Hi there, thank you so much for your reply. So sorry for the loss of your mum , I lost my mum at 59 she had a heart condition. Yes he has been on lactulose but when he got taken into hospital he had diarrhoea and sickness for a month so was no need for lactulose. His tummy was very swollen when he got admitted but they didn’t drain anything off. He was supposed to go back to see the gastro team soon. He had a biopsy taken from two places when he had his gastrophy waiting for results from them. My heart goes out to you X

Aridde277 profile image
Aridde277

no problem at all ☺ im also new to this forum as i never spoke or told anyone about the problems with mum (embarrassment mabey). ok i see when mum got took to hospital she had the same swollen tummy, severe confusion, yellowing off the skin ect she was on lactulose to help with confusion! (build up off toxins) mum also got a CT scan which found cancer in the liver too. she was suppost to be getting her tummy drained the day she passed. We later found out the fluid in the tummy caused sepsis also! is your dad now out off hospital? if so thats a big step for both off you! i hope and pray the results are ok for you i really do & on the other hand i honestly know how you feel and how much pressure/stress you are going through. stay strong and keep me updated💜💜💜 xxx

Bubbles201271 profile image
Bubbles201271

I was the same never told many people about my dad unless they personally knew him and knew he was a alcoholic. His out of hospital but drinking heavily again stayed sober for about 3 weeks so god knows what will happen to him next. His on beta blockers for his portal hypertension but has been getting a few nose bleeds recently. They pumped him with everything going when he was in hospital. Thank you and you take care Xxx

Aridde277 profile image
Aridde277

hi💙 oh dear god love him & yourself as its a constant worry and puts a heavy load on your shoulders! are you going though this alone, do u have siblings, partner ect? i hope the test results come back soon for yous! xxx

Bubbles201271 profile image
Bubbles201271 in reply to Aridde277

Thank you, I have my husband and a fantastic best friend to help me through XXX

Aridde277 profile image
Aridde277

so glad you have them 💜 please dont hesitate to message me at any time if u need a wee chat. stay strong ❤❤❤ xxx

Bubbles201271 profile image
Bubbles201271 in reply to Aridde277

Thank you so much ❤️❤️❤️

Teg4610 profile image
Teg4610

Bubbles- I just wanted to send some love and support your way. I am in a very similar situation with my father (since diagnosis he’s almost begun drinking more than before). My advice? Don’t forget to take care of yourself. I know I became so consumed with caring for my father and trying to “fix” him, that I forgot to take care of myself and my own life. Continue to tell him how you feel and be honest with him. I can tell you have a fantastic heart. Be strong and know you’re not alone!

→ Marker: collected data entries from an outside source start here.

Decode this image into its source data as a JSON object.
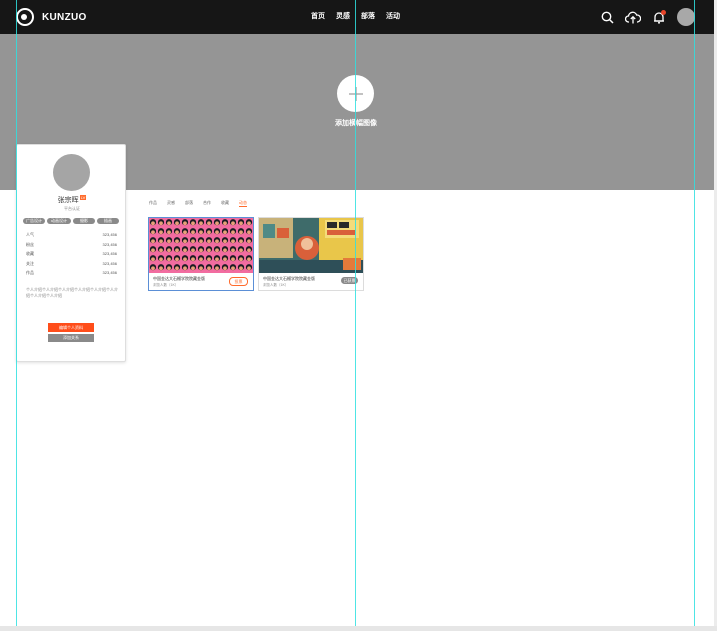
{
  "header": {
    "logo_text": "KUNZUO",
    "nav": [
      "首页",
      "灵感",
      "部落",
      "活动"
    ],
    "icons": [
      "search-icon",
      "upload-cloud-icon",
      "bell-icon",
      "avatar"
    ],
    "notification_color": "#e8452a"
  },
  "cover": {
    "add_label": "添加横幅图像",
    "background": "#959595"
  },
  "profile": {
    "name": "张宗晖",
    "level_badge": "LV",
    "subtitle": "平台认证",
    "tags": [
      "广告设计",
      "动画设计",
      "摄影",
      "插画"
    ],
    "stats": [
      {
        "label": "人气",
        "value": "323,456"
      },
      {
        "label": "粉丝",
        "value": "323,456"
      },
      {
        "label": "收藏",
        "value": "323,456"
      },
      {
        "label": "关注",
        "value": "323,456"
      },
      {
        "label": "作品",
        "value": "323,456"
      }
    ],
    "description": "个人介绍个人介绍个人介绍个人介绍个人介绍个人介绍个人介绍个人介绍",
    "edit_button": "编辑个人资料",
    "follow_button": "添加关系"
  },
  "tabs": {
    "items": [
      "作品",
      "灵感",
      "部落",
      "合作",
      "收藏",
      "动态"
    ],
    "active_index": 5
  },
  "works": [
    {
      "title": "中国金达大石榴学院院藏金版",
      "meta": "浏览人数（1K）",
      "badge": "投票"
    },
    {
      "title": "中国金达大石榴学院院藏金版",
      "meta": "浏览人数（1K）",
      "badge": "已获票"
    }
  ],
  "colors": {
    "accent": "#ff4d1a",
    "guide_lines": "#2fe0e0",
    "topbar": "#161616"
  }
}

Bubbles201271 profile image
Bubbles201271 in reply to Teg4610

Thank you for your reply, I’m learning to be be a bit kinder to myself. My whole world was revolving around my dad and his needs I was beginning to lose myself and my life and become ill myself. I can see my dad loosing himself again in alcohol and it’s really hard watching someone you love destroy them self. I can totally agree with you and where your coming from. I’m here if you need to chat anytime.